Sunday, June 2, 2013
Still another visit to a residence. This time to an “ALP,” assisted living program. I was not allowed to take photos probably because this place is owned by a big corporation. Yes, it was a lovely place, yes it was clean and well maintained. It had a movie theater, hair salon, the usual. In this kind of a place, which is not a senior residence but an assisted living facility, community Medicaid will pay the rent for a small studio apartment ($4,500/mo). If you want the one bedroom which was just a little larger than the studio, essentially just a wall thrown up, it is $4,900/mo. You make up the difference. These facilities include the services of an aide for activities of daily living. So, if you come here and qualify for community medicaid, your rent is paid, your food is taken care of, activities, etc. are all included. But if you are like my mom and very frail, if you need more help you have to hire personal aides and that is where the high expenses are coming in. It is probably better for me to deal with a residence where the rent must be covered than the home care which may be partly covered. ALP’s and residences are governed by different laws and regulations and that is why the residence model is less money.

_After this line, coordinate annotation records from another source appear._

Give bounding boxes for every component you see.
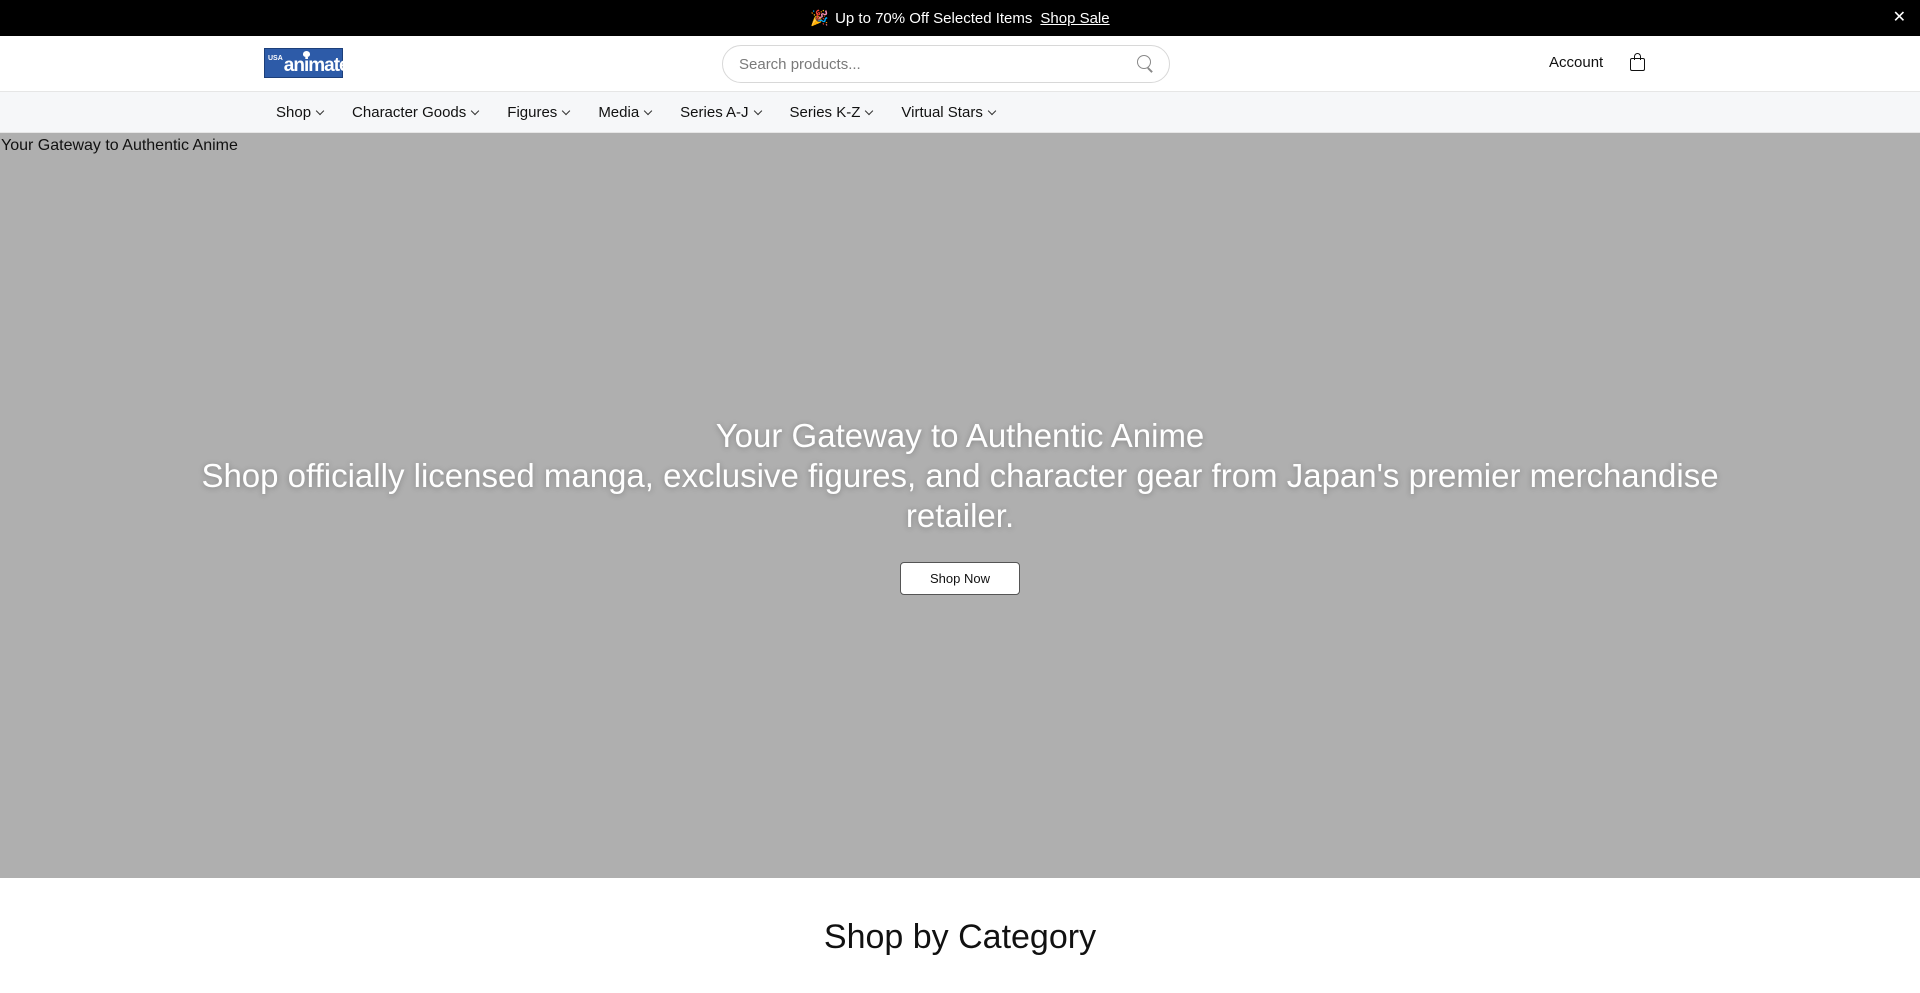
shopping-bag-icon[interactable]: [1630, 53, 1645, 71]
nav-item-figures[interactable]: Figures: [507, 103, 571, 121]
nav-item-label: Series K-Z: [789, 103, 861, 121]
search-input[interactable]: [739, 55, 1137, 73]
announcement-bar: 🎉 Up to 70% Off Selected Items Shop Sale…: [0, 0, 1920, 36]
main-nav: Shop Character Goods Figures Media Serie…: [0, 92, 1920, 133]
nav-item-virtual-stars[interactable]: Virtual Stars: [901, 103, 997, 121]
chevron-down-icon: [471, 106, 480, 115]
section-heading: Shop by Category: [823, 918, 1097, 956]
chevron-down-icon: [562, 106, 571, 115]
chevron-down-icon: [643, 106, 653, 115]
hero-image-alt-text: Your Gateway to Authentic Anime: [0, 137, 238, 155]
announcement-text: Up to 70% Off Selected Items: [835, 9, 1033, 27]
hero-banner: Your Gateway to Authentic Anime Your Gat…: [0, 133, 1920, 878]
chevron-down-icon: [753, 106, 762, 115]
account-link[interactable]: Account: [1549, 54, 1603, 71]
shop-by-category-section: Shop by Category: [0, 878, 1920, 957]
bag-body: [1630, 58, 1645, 71]
nav-item-media[interactable]: Media: [598, 103, 653, 121]
chevron-down-icon: [987, 106, 997, 115]
party-popper-icon: 🎉: [810, 10, 830, 27]
shop-now-button[interactable]: Shop Now: [900, 562, 1020, 595]
chevron-down-icon: [315, 106, 325, 115]
hero-content: Your Gateway to Authentic Anime Shop off…: [0, 416, 1920, 595]
nav-item-series-a-j[interactable]: Series A-J: [680, 103, 762, 121]
animate-logo[interactable]: USA animate: [264, 48, 350, 78]
logo-usa-text: USA: [268, 55, 283, 62]
nav-item-character-goods[interactable]: Character Goods: [352, 103, 480, 121]
hero-title: Your Gateway to Authentic Anime: [715, 417, 1205, 454]
nav-item-label: Media: [598, 103, 640, 121]
nav-item-series-k-z[interactable]: Series K-Z: [789, 103, 874, 121]
hero-subtitle: Shop officially licensed manga, exclusiv…: [201, 457, 1719, 534]
search-icon[interactable]: [1137, 55, 1155, 73]
nav-item-label: Shop: [276, 103, 312, 121]
nav-item-label: Series A-J: [680, 103, 749, 121]
search-bar: [722, 45, 1170, 83]
nav-item-label: Character Goods: [352, 103, 467, 121]
chevron-down-icon: [865, 106, 874, 115]
nav-item-label: Figures: [507, 103, 558, 121]
close-icon[interactable]: ✕: [1893, 10, 1906, 26]
logo-bird-icon: [303, 51, 310, 57]
hero-image-alt: Your Gateway to Authentic Anime: [1, 137, 238, 154]
logo-wordmark: animate: [283, 54, 350, 76]
nav-item-label: Virtual Stars: [901, 103, 983, 121]
site-header: USA animate Account: [0, 36, 1920, 92]
nav-item-shop[interactable]: Shop: [276, 103, 325, 121]
shop-sale-link[interactable]: Shop Sale: [1040, 10, 1109, 27]
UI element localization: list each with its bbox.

And there is one other thing: no wheel chairs allowed! How do they get around that rule? The old folks have walkers with a built-in seat.
And what does my mother think of all this?
“Why can’t I just stay here?”
“Because community medicaid is “frozen in Florida and if you run out of money you go on regular Medicaid and end up in a nursing home. Remember, you were in a rehab before and it started all this crap: you were starving and neglected?” This was not the first time I told her this.
“But I hate the cold.”
“But you don’t even go out.”
And then the kicker: my mother said she “had a feeling” that my son, her grandson, “was living away from home, married (secretly) and had a baby.” Where she got that I don’t know. But when you are in the house for months, see no one but an aide or a few Hospice nurses who pop in and out, and your life is ruled by the world of television, your ideations can go a little wonky. I mean, isn’t a secret marriage and baby something the Kardashians would do?
My mother has been away from the New York reality since the mid 1980’s. The pace of her life and everything around her has slowed to a snail’s pace except for her blood pressure which you would think would slow down too. That’s what began this odyssey last fall: blood pressure that went unregulated, caused anxiety, snowballed and eventually led to dizziness, a fall, several falls, a fractured arm, the hospital, rehab, neglect, back to the hospital, back to rehab, more neglect, release on Hospice care for failure to thrive, because of negelct, pneumonia. My mother was pegged for end of life and instead all seventy pounds of her kicked the bucket’s butt and thumbed her nose, still another time. She is still here.
There’s one more piece of the puzzle: she is going to be released from the Hospice program in two days . She’s doing that well.